Nevada Gov. Jim Gibbons, Assembly Speaker Barbara Buckley and Senate Majority Leader Bill Raggio have asked the Public Employees Retirement System to get rid of stock in companies which provide economic support to the government of Sudan.
Gibbons said American companies are prohibited from operating in Sudan because of the genocide conducted by that company's government in the Darfur region. He said he supported that ban while in Congress.
But PERS has $54 million invested with the French company Schlumberger, $3 million with Rolls Royce, $1.1 million with Alstom and $214,000 in Lundin Petroleum. Rolls Royce has since pulled out of Sudan, citing pressure from various groups around the world to stop supporting the Sudanese government. Schlumberger has also changed its tune, taking instead a humanitarian role in the region.

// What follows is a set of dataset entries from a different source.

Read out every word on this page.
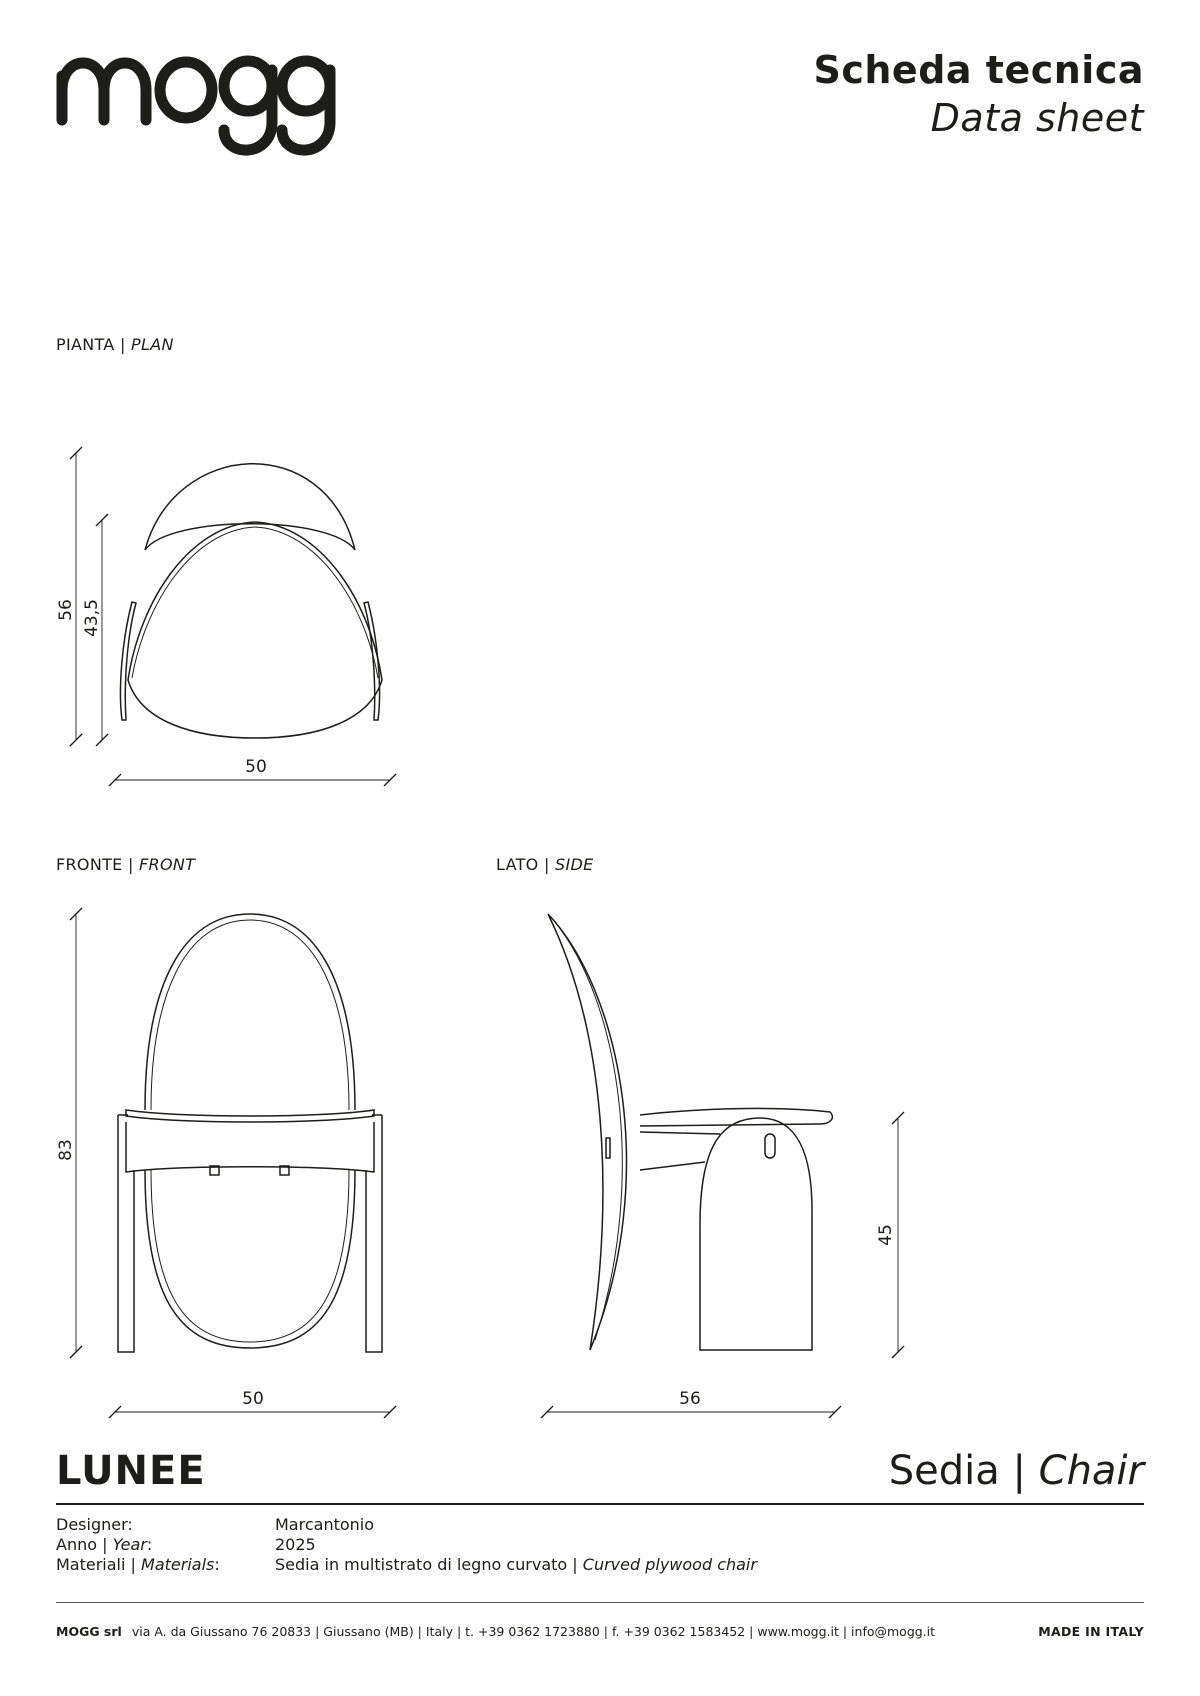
Scheda tecnica
Data sheet
PIANTA | PLAN
FRONTE | FRONT	LATO | SIDE
56 43,5
50
83
50
45
56
LUNEE	Sedia | Chair
Designer:	Marcantonio
Anno | Year:	2025
Materiali | Materials:	Sedia in multistrato di legno curvato | Curved plywood chair
MOGG srl via A. da Giussano 76 20833 | Giussano (MB) | Italy | t. +39 0362 1723880 | f. +39 0362 1583452 | www.mogg.it | info@mogg.it	MADE IN ITALY
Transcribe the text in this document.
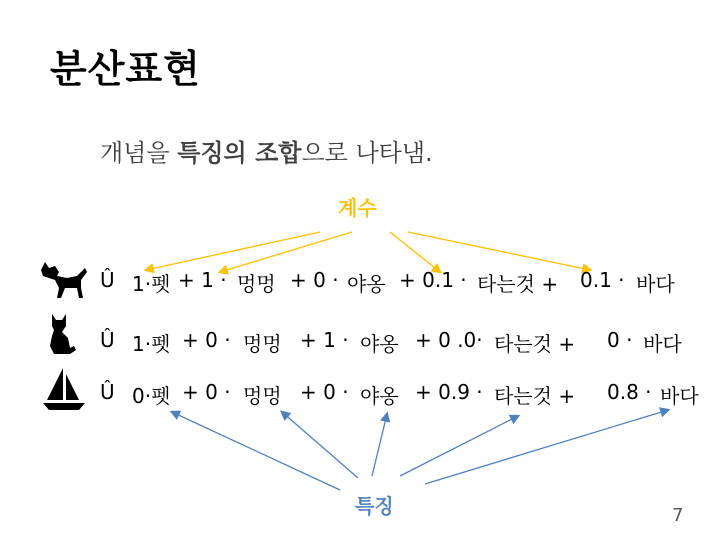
분산표현
개념을 특징의 조합으로 나타냄.
계수
Û 1·펫 + 1 · 멍멍 + 0 · 야옹 + 0.1 · 타는것 + 0.1 · 바다
Û 1·펫 + 0 · 멍멍 + 1 · 야옹 + 0 .0· 타는것 + 0 · 바다
Û 0·펫 + 0 · 멍멍 + 0 · 야옹 + 0.9 · 타는것 + 0.8 · 바다
특징	7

"These economic benefits helped fund the very militias responsible for the rape, torture, murder and mayhem in the Darfur region. Without question, these economic benefits help fund the genocide in Africa, which is why the United States government prohibits U.S. companies from operating in the Sudan," the letter says.
Noting that those investments make up less than one-quarter percent of the PERS portfolio, the three urged PERS to pull the $1.5 million remaining in Alstom and Lundin from those companies and avoid making any other investments in what those trying to stop the genocide in Sudan describe as "worst offender" companies.
"We strongly urge Nevada PERS to do its part in ending the atrocities in the Sudan," the letter concludes.